“An’ when he was dressed in his sharpshooter’s dress,—ah, sir, but my heart was aye too, too susceptible. I will not trouble you, sir, wi’ the history o’ our love, which would have come to the most happy termination, but for a forward cutty of a companion o’ mine, of the name of Jess Barbour.

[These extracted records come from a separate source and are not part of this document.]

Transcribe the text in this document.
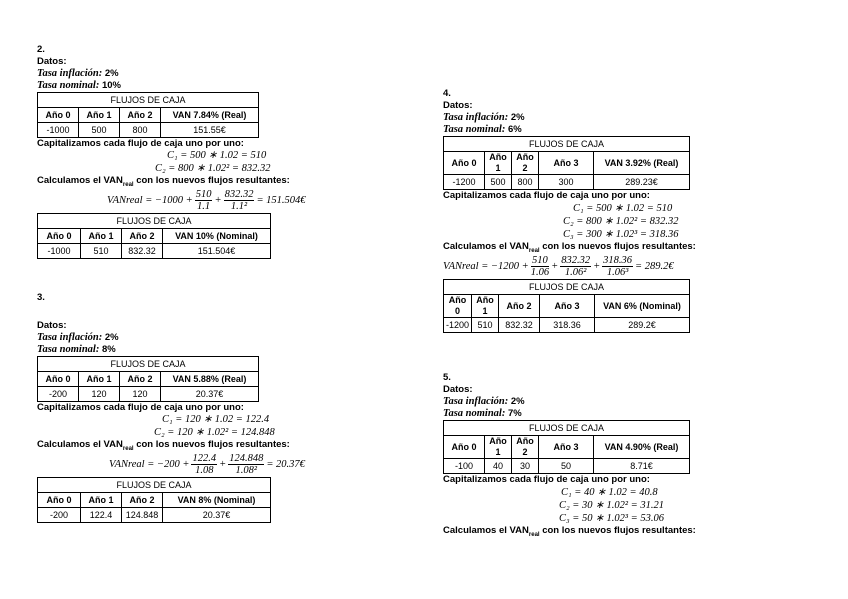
2.
Datos:
Tasa inflación: 2%
Tasa nominal: 10%
FLUJOS DE CAJA			
Año 0	Año 1	Año 2	VAN 7.84% (Real)
-1000	500	800	151.55€
Capitalizamos cada flujo de caja uno por uno:
C₁ = 500 ∗ 1.02 = 510
C₂ = 800 ∗ 1.02² = 832.32
Calculamos el $VAN_{real}$ con los nuevos flujos resultantes:
VANreal = $-1000 + \frac{510}{1.1} + \frac{832.32}{\text{1.1²}}$ = 151.504€
FLUJOS DE CAJA			
Año 0	Año 1	Año 2	VAN 10% (Nominal)
-1000	510	832.32	151.504€
3.
Datos:
Tasa inflación: 2%
Tasa nominal: 8%
FLUJOS DE CAJA			
Año 0	Año 1	Año 2	VAN 5.88% (Real)
-200	120	120	20.37€
Capitalizamos cada flujo de caja uno por uno:
C₁ = 120 ∗ 1.02 = 122.4
C₂ = 120 ∗ 1.02² = 124.848
Calculamos el $VAN_{real}$ con los nuevos flujos resultantes:
VANreal = $-200 + \frac{122.4}{1.08} + \frac{124.848}{\text{1.08²}}$ = 20.37€
FLUJOS DE CAJA			
Año 0	Año 1	Año 2	VAN 8% (Nominal)
-200	122.4	124.848	20.37€
4.
Datos:
Tasa inflación: 2%
Tasa nominal: 6%
FLUJOS DE CAJA				
Año 0	Año 1	Año 2	Año 3	VAN 3.92% (Real)
-1200	500	800	300	289.23€
Capitalizamos cada flujo de caja uno por uno:
C₁ = 500 ∗ 1.02 = 510
C₂ = 800 ∗ 1.02² = 832.32
C₃ = 300 ∗ 1.02³ = 318.36
Calculamos el $VAN_{real}$ con los nuevos flujos resultantes:
VANreal = $-1200 + \frac{510}{1.06} + \frac{832.32}{\text{1.06²}} + \frac{318.36}{\text{1.06³}}$ = 289.2€
FLUJOS DE CAJA				
Año 0	Año 1	Año 2	Año 3	VAN 6% (Nominal)
-1200	510	832.32	318.36	289.2€
5.
Datos:
Tasa inflación: 2%
Tasa nominal: 7%
FLUJOS DE CAJA				
Año 0	Año 1	Año 2	Año 3	VAN 4.90% (Real)
-100	40	30	50	8.71€
Capitalizamos cada flujo de caja uno por uno:
C₁ = 40 ∗ 1.02 = 40.8
C₂ = 30 ∗ 1.02² = 31.21
C₃ = 50 ∗ 1.02³ = 53.06
Calculamos el $VAN_{real}$ con los nuevos flujos resultantes:
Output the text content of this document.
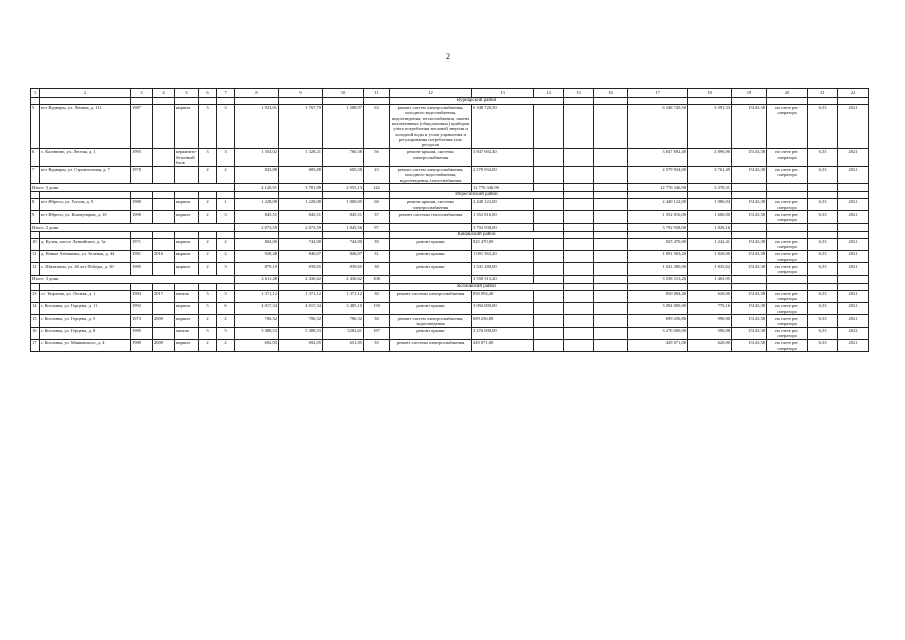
2
1	2	3	4	5	6	7	8	9	10	11	12	13	14	15	16	17	18	19	20	21	22
											Вурнарский район										
5	пгт Вурнары, ул. Ленина, д. 111	1987		кирпич	3	3	1 923,01	1 767,79	1 588,97	63	ремонт систем электроснабжения, холодного водоснабжения, водоотведения, теплоснабжения, замена коллективных (общедомовых) приборов учета потребления тепловой энергии и холодной воды и узлов управления и регулирования потребления этих ресурсов	6 348 720,50				6 348 720,50	3 591,33	15143,38	на счете рег. оператора	6,53	2021
6	с. Калинино, ул. Лесная, д. 1	1995		керамзито-бетонный блок	3	3	1 354,02	1 328,21	760,38	56	ремонт крыши, системы электроснабжения	3 847 692,40				3 847 692,40	2 896,90	15143,38	на счете рег. оператора	6,53	2021
7	пгт Вурнары, ул. Строительная, д. 7	1970			2	2	843,88	685,88	605,58	23	ремонт систем электроснабжения, холодного водоснабжения, водоотведения, теплоснабжения	2 579 934,00				2 579 934,00	3 761,49	15143,38	на счете рег. оператора	6,53	2021
Итого: 3 дома							4 120,91	3 781,88	2 955,13	142		12 776 346,90				12 776 346,90	3 378,31				
											Ибресинский район										
8	пгт Ибреси, ул. Гоголя, д. 9	1980		кирпич	2	1	1 228,08	1 228,08	1 000,05	60	ремонт крыши, системы электроснабжения	2 440 122,00				2 440 122,00	1 986,94	15143,38	на счете рег. оператора	6,53	2021
9	пгт Ибреси, ул. Коммунаров, д. 10	1990		кирпич	2	3	845,51	845,51	845,51	37	ремонт системы теплоснабжения	1 352 816,00				1 352 816,00	1 600,00	15143,38	на счете рег. оператора	6,53	2021
Итого: 2 дома							2 073,59	2 073,59	1 845,56	97		3 792 938,00				3 792 938,00	1 829,16				
											Канашский район										
10	д. Кучеи, шоссе Латвийское, д. 3а	1971		кирпич	2	2	804,00	744,90	744,90	39	ремонт крыши	925 470,00				925 470,00	1 242,41	15143,38	на счете рег. оператора	6,53	2021
11	д. Новые Атнашевы, ул. Зеленая, д. 44	1981	2016	кирпич	2	2	928,48	846,07	846,07	31	ремонт крыши	1 091 563,20				1 091 563,20	1 820,00	15143,38	на счете рег. оператора	6,53	2021
12	с. Шихазаны, ул. 40 лет Победы, д. 30	1985		кирпич	2	3	879,10	839,65	839,65	38	ремонт крыши	1 541 280,00				1 541 280,00	1 835,62	15143,38	на счете рег. оператора	6,53	2021
Итого: 3 дома							2 611,48	2 430,62	2 430,62	108		3 558 313,20				3 558 313,20	1 463,95				
											Козловский район										
13	ст. Тюрлема, ул. Лесная, д. 1	1984	2017	панель	3	3	1 371,12	1 371,12	1 371,12	30	ремонт системы электроснабжения	850 094,40				850 094,40	620,00	15143,38	на счете рег. оператора	6,53	2021
14	г. Козловка, ул. Герцена, д. 11	1992		кирпич	5	6	4 017,34	4 017,34	3 485,10	150	ремонт крыши	3 094 000,00				3 094 000,00	770,16	15143,38	на счете рег. оператора	6,53	2021
15	г. Козловка, ул. Герцена, д. 5	1973	2009	кирпич	2	2	706,32	706,32	706,32	30	ремонт систем электроснабжения, водоотведения	699 256,80				699 256,80	990,00	15143,38	на счете рег. оператора	6,53	2021
16	г. Козловка, ул. Герцена, д. 8	1985		панель	5	5	5 488,53	5 488,53	5282,61	187	ремонт крыши	3 276 000,00				3 276 000,00	596,88	15143,38	на счете рег. оператора	6,53	2022
17	г. Козловка, ул. Маяковского, д. 4	1989	2009	кирпич	2	2	692,05	692,05	651,85	35	ремонт системы электроснабжения	429 071,00				429 071,00	620,00	15143,38	на счете рег. оператора	6,53	2021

But there can be nae doubt but Pate Peters was a true lover o’ me; for he used to come hame wi’ me frae Mr Dumdrone’s preaching whenever Jess wasna there, and I’m sure his heart burned wi’ a reciprocal flame. But ae night, sir,—I’ll ne’er forget that night!—I was coming hame frae a tea-drinking at Mr Warps’, the manufacturer on the other side o’ Clyde, when just as I got to the end o’ the wooden brig next the Green, wha does I meet but Pate Peters!
“Weel, sir, it was a moonlight night,—just such as lovers walk about in, an’ Pate and me linked arm-in-arm, walked and walked, round the Green o’ Glasgow. We stopped by the side o’ Clyde, an’ lookit up at the moon.
“‘Miss Peggy,’ says he, ‘do ye see that moon?’
“‘Yes,’ says I.
“‘That changeable moon,’ says he, ‘is the emblem o’ falseness in love.’
“‘Yes, Mr Peters,’ said I, an’ my heart was ready to melt.
“‘But I will never be false in love!’ says he.
“‘I hope you will be true until death,’ says I.
“‘To be sure I will, Miss Brodie,’ says he; these were his very words.”
“Ah, Miss Peggy,” I said, as I saw she was unable to get on, “that is quite affecting.”